A 71.2-μW Speech Recognition Accelerator with Recurrent Spiking Neural Network
The paper presents a novel ultra-low power speech recognition accelerator tailored for real-time applications on edge devices. This design leverages a recurrent spiking neural network (RSNN) optimized at both algorithmic and hardware levels, achieving higher performance and efficiency compared to existing designs. Through rigorous model compression strategies and strategic architectural enhancements, this research addresses the challenges associated with deploying speech recognition capabilities in resource-constrained environments.
Technical Overview
The proposed approach centers around a compact RSNN architecture comprising two recurrent layers, one fully connected layer, and a low time step configuration.

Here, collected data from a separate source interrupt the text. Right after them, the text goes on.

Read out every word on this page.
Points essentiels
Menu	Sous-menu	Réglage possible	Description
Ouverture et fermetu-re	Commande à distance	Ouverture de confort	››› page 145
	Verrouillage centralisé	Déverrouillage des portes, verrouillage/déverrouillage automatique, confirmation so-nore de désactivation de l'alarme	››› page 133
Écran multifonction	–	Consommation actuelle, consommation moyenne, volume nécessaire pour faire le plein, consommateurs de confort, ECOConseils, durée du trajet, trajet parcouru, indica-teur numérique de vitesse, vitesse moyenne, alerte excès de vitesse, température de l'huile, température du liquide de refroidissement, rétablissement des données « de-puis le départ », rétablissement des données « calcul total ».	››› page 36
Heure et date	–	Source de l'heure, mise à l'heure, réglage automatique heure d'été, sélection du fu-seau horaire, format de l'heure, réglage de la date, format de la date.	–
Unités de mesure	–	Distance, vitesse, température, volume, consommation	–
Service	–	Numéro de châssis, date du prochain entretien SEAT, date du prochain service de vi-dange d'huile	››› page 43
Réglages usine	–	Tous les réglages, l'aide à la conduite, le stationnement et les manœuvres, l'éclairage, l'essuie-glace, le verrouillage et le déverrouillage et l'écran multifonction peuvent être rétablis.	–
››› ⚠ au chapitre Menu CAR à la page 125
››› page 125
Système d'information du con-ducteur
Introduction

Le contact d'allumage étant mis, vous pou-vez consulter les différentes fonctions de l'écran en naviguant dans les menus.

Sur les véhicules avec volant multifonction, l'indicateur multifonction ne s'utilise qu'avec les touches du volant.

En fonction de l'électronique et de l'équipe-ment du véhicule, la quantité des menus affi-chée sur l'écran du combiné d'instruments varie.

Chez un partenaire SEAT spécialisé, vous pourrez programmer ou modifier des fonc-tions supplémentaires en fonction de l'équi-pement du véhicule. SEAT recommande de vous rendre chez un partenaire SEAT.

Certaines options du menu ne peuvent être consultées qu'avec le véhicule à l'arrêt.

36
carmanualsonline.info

The RSNN model employs spike signals, resulting in computationally efficient single-bit operations. An essential innovation is the reduction of model size by 96.42% using structured pruning, unstructured pruning, and 4-bit fixed-point quantization. Additional hardware optimizations, including mixed-level pruning, zero-skipping, and merged spike techniques, further lessen complexity by 90.49%.
Numerical Results and Claims
The implementation achieves significant energy and area efficiency, with metrics recorded at 28.41 TOPS/W and 1903.11 GOPS/mm2 respectively within a 28-nm TSMC process node. The design operates at 100 kHz consuming a minimal 71.2 μW, outperforming state-of-the-art on energy consumption and area footprint. Furthermore, the accelerator supports parallel time-steps and merged spike techniques to optimize weight sharing and operational cycles, proving instrumental for power savings.
Theoretical and Practical Implications
Theoretical implications of this research lie in demonstrating the feasibility and advantages of RSNN models for speech applications, particularly with low time steps and spike outputs. The inherent sparsity and simplified computation dynamics offered by spiking models facilitate ultra-low power designs, pivotal for IoT deployments requiring 24/7 operation. On the practical front, these innovations promise widespread application in mobile devices, enabling more efficient on-device processing conducive to real-time and immersive human-machine interactions.
Future Directions
Future developments might explore the adaptability of RSNN frameworks for various acoustic environments, further enhancing their robustness and applicability. Moreover, integrating RSNN models with attention mechanisms or transformer architectures might present opportunities for improved accuracy and processing efficiency. Leveraging advances in both neuromorphic computing and spiking neural architectures, continued research will explore these synergies, potentially unveiling novel pathways for compact, scalable, and energy-efficient AI systems.
By optimizing the balance between complexity, power consumption, and real-time performance, this paper represents a significant stride toward enabling sophisticated speech recognition functionalities on ubiquitous computing platforms.